Lei n.º 11.196, de 21 de novembro de 2005, conhecida como Lei do Bem, em seu Capítulo III, regulamentada pelo Decreto nº 5.798, de 7 de junho de 2006, instituiu a utilização de incentivos fiscais pelas pessoas jurídicas que operam no regime fiscal do Lucro Real, que realizam pesquisa tecnológica e desenvolvimento de inovação tecnológica, de forma automática.

Público-alvo

Aplicam-se às pessoas jurídicas com regularidade fiscal, sob regime de tributação do Lucro Real, que desenvolvam atividades de pesquisa e de inovação tecnológica. Não são computados para fins de utilização dos incentivos os montantes alocados como recursos não reembolsáveis (Subvenção Econômica, por exemplo).

O que diz a Lei em cada ítem?

Para que serve?

Os incentivos fiscais à PD&I foram instituídos para estimular investimentos privados em pesquisa e desenvolvimento tecnológico, quer na concepção de novos produtos, como no processo de fabricação, bem como na agregação de novas funcionalidades ou características ao produto ou processo que implique em melhorias incrementais e efetivo ganho de qualidade ou de produtividade, resultando em maior competitividade no mercado. Os benefícios visam estimular a fase de maior incerteza quanto à obtenção de resultados econômicos e financeiros pelas empresas no processo de criação e testes de novos produtos, processos ou aperfeiçoamento dos mesmos (risco tecnológico).

O que são os incentivos do art. 19-A da “Lei do Bem”?

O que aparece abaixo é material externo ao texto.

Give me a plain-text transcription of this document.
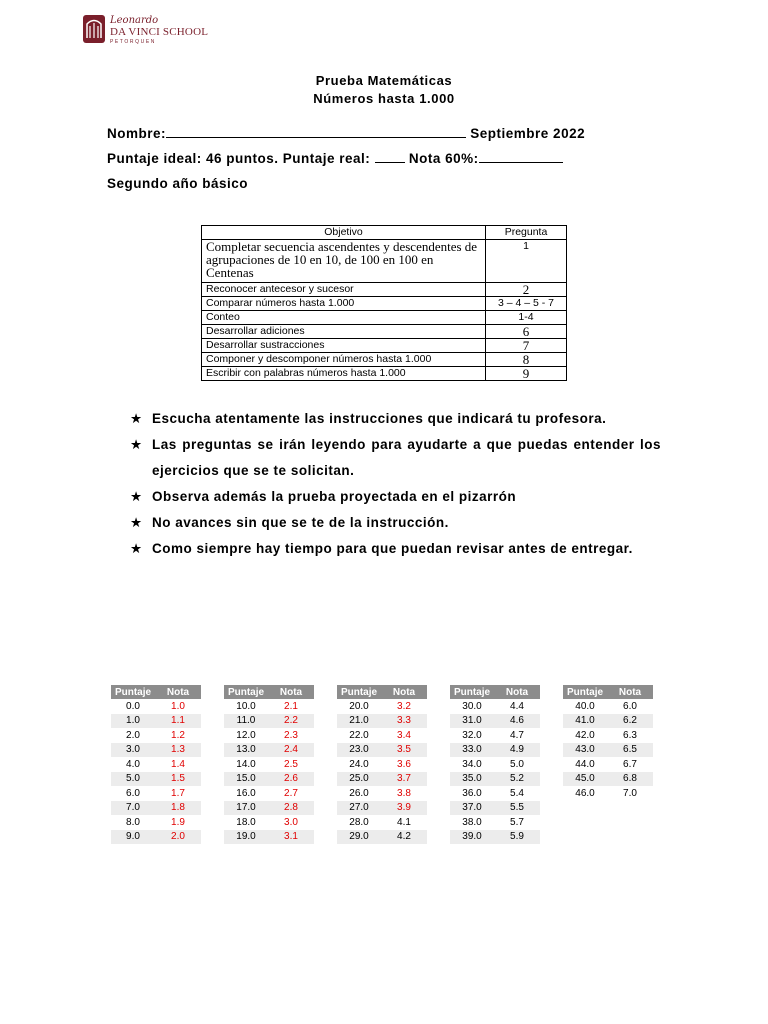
Leonardo
DA VINCI SCHOOL
PETORQUEN
Prueba Matemáticas
Números hasta 1.000
Nombre:	Septiembre 2022
Puntaje ideal: 46 puntos. Puntaje real:	Nota 60%:
Segundo año básico
Objetivo	Pregunta
Completar secuencia ascendentes y descendentes de agrupaciones de 10 en 10, de 100 en 100 en Centenas	1
Reconocer antecesor y sucesor	2
Comparar números hasta 1.000	3 – 4 – 5 - 7
Conteo	1-4
Desarrollar adiciones	6
Desarrollar sustracciones	7
Componer y descomponer números hasta 1.000	8
Escribir con palabras números hasta 1.000	9
★ Escucha atentamente las instrucciones que indicará tu profesora.
★ Las preguntas se irán leyendo para ayudarte a que puedas entender los ejercicios que se te solicitan.
★ Observa además la prueba proyectada en el pizarrón
★ No avances sin que se te de la instrucción.
★ Como siempre hay tiempo para que puedan revisar antes de entregar.
Puntaje	Nota
0.0	1.0
1.0	1.1
2.0	1.2
3.0	1.3
4.0	1.4
5.0	1.5
6.0	1.7
7.0	1.8
8.0	1.9
9.0	2.0
Puntaje	Nota
10.0	2.1
11.0	2.2
12.0	2.3
13.0	2.4
14.0	2.5
15.0	2.6
16.0	2.7
17.0	2.8
18.0	3.0
19.0	3.1
Puntaje	Nota
20.0	3.2
21.0	3.3
22.0	3.4
23.0	3.5
24.0	3.6
25.0	3.7
26.0	3.8
27.0	3.9
28.0	4.1
29.0	4.2
Puntaje	Nota
30.0	4.4
31.0	4.6
32.0	4.7
33.0	4.9
34.0	5.0
35.0	5.2
36.0	5.4
37.0	5.5
38.0	5.7
39.0	5.9
Puntaje	Nota
40.0	6.0
41.0	6.2
42.0	6.3
43.0	6.5
44.0	6.7
45.0	6.8
46.0	7.0
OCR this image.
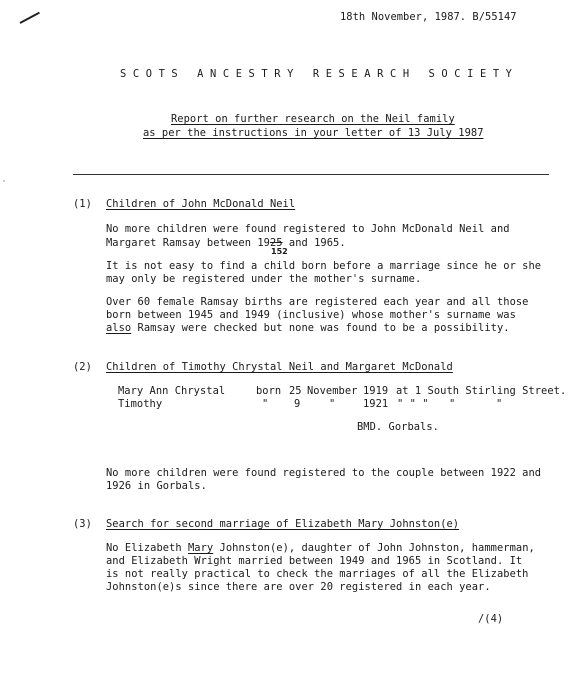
18th November, 1987. B/55147
SCOTS ANCESTRY RESEARCH SOCIETY
Report on further research on the Neil family
as per the instructions in your letter of 13 July 1987
(1) Children of John McDonald Neil
No more children were found registered to John McDonald Neil and
Margaret Ramsay between 1925
152
and 1965.
It is not easy to find a child born before a marriage since he or she
may only be registered under the mother's surname.
Over 60 female Ramsay births are registered each year and all those
born between 1945 and 1949 (inclusive) whose mother's surname was
also Ramsay were checked but none was found to be a possibility.
(2) Children of Timothy Chrystal Neil and Margaret McDonald
Mary Ann Chrystal	born 25 November 1919 at 1 South Stirling Street.
Timothy	" 9	"	1921 " " " "	"
BMD. Gorbals.
No more children were found registered to the couple between 1922 and
1926 in Gorbals.
(3) Search for second marriage of Elizabeth Mary Johnston(e)
No Elizabeth Mary Johnston(e), daughter of John Johnston, hammerman,
and Elizabeth Wright married between 1949 and 1965 in Scotland. It
is not really practical to check the marriages of all the Elizabeth
Johnston(e)s since there are over 20 registered in each year.
/(4)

A empresa poderá optar entre os incentivos originais da “Lei do Bem” e os do art. 19-A, introduzidos pela Lei nº 11.487, de 15 de junho de 2007, regulamentada pelo Decreto nº 6.260, de 20 de novembro de 2007. O benefício desta legislação consiste na exclusão, para efeito de apuração do IRPJ e da CSLL, de no mínimo a metade e no máximo duas vezes e meia o valor dos dispêndios efetuados em projetos de pesquisa e científica e tecnológica e de inovação tecnológica a ser executado por Instituição Científica e Tecnológica –ICT. Esta Lei trata de financiamento pelas empresas de projetos de pesquisa de Instituições Científicas e Tecnológicas - ICTs (conforme definidas na Lei nº 10.973/2004), previamente aprovados por Comitê permanente (MEC, MCTIC e MDIC). Os projetos de pesquisa das ICTs devem ser apresentados ao MEC (CAPES) para aprovação.

O que pode ser apoiado?

As atividades de P&D não precisam se relacionar necessariamente à atividade fim da empresa, bastando que sejam classificadas como: - Pesquisa básica dirigida: os trabalhos executados com o objetivo de adquirir conhecimentos quanto à compreensão de novos fenômenos, com vistas ao desenvolvimento de produtos, processos ou sistemas inovadores; - Pesquisa aplicada: são os trabalhos executados com o objetivo de adquirir novos conhecimentos, com vistas ao desenvolvimento ou aprimoramento de produtos, processos e sistemas; - Desenvolvimento experimental: são os trabalhos sistemáticos delineados a partir de conhecimentos pré-existentes, visando a comprovação ou demonstração da viabilidade técnica ou funcional de novos produtos, processos, sistemas e serviços ou, ainda, um evidente aperfeiçoamento dos já produzidos ou estabelecidos; - Atividades de tecnologia industrial básica: tais como aferição e calibração de máquinas e equipamentos, o projeto e a confecção de instrumentos de medida específicos, a certificação de conformidade, inclusive os ensaios correspondente, a normalização ou a documentação técnica gerada e o patenteamento do produto ou processo desenvolvido; - Serviços de apoio técnico: são aqueles indispensáveis à implantação e à manutenção das instalações ou dos equipamentos destinados exclusivamente à execução dos projetos de pesquisa, desenvolvimento ou inovação tecnológica, bem como à capacitação dos recursos humanos a eles dedicados. Para a “Lei do Bem”, a conceituação de inovação tecnológica toma como referência o Manual de Frascati, já que o Manual de Oslo traz conceitos de mais abrangentes de inovação. Não é a inovação em si que é objeto dos benefícios fiscais previstos na citada Lei e sim a pesquisa e o desenvolvimento tecnológico (pesquisa básica dirigida, pesquisa aplicada e desenvolvimento experimental), ou seja, atividades que buscam adquirir novos conhecimentos e onde ocorrem riscos tecnológicos, portanto, não se trata simplesmente de compra ou encomenda de tecnologia.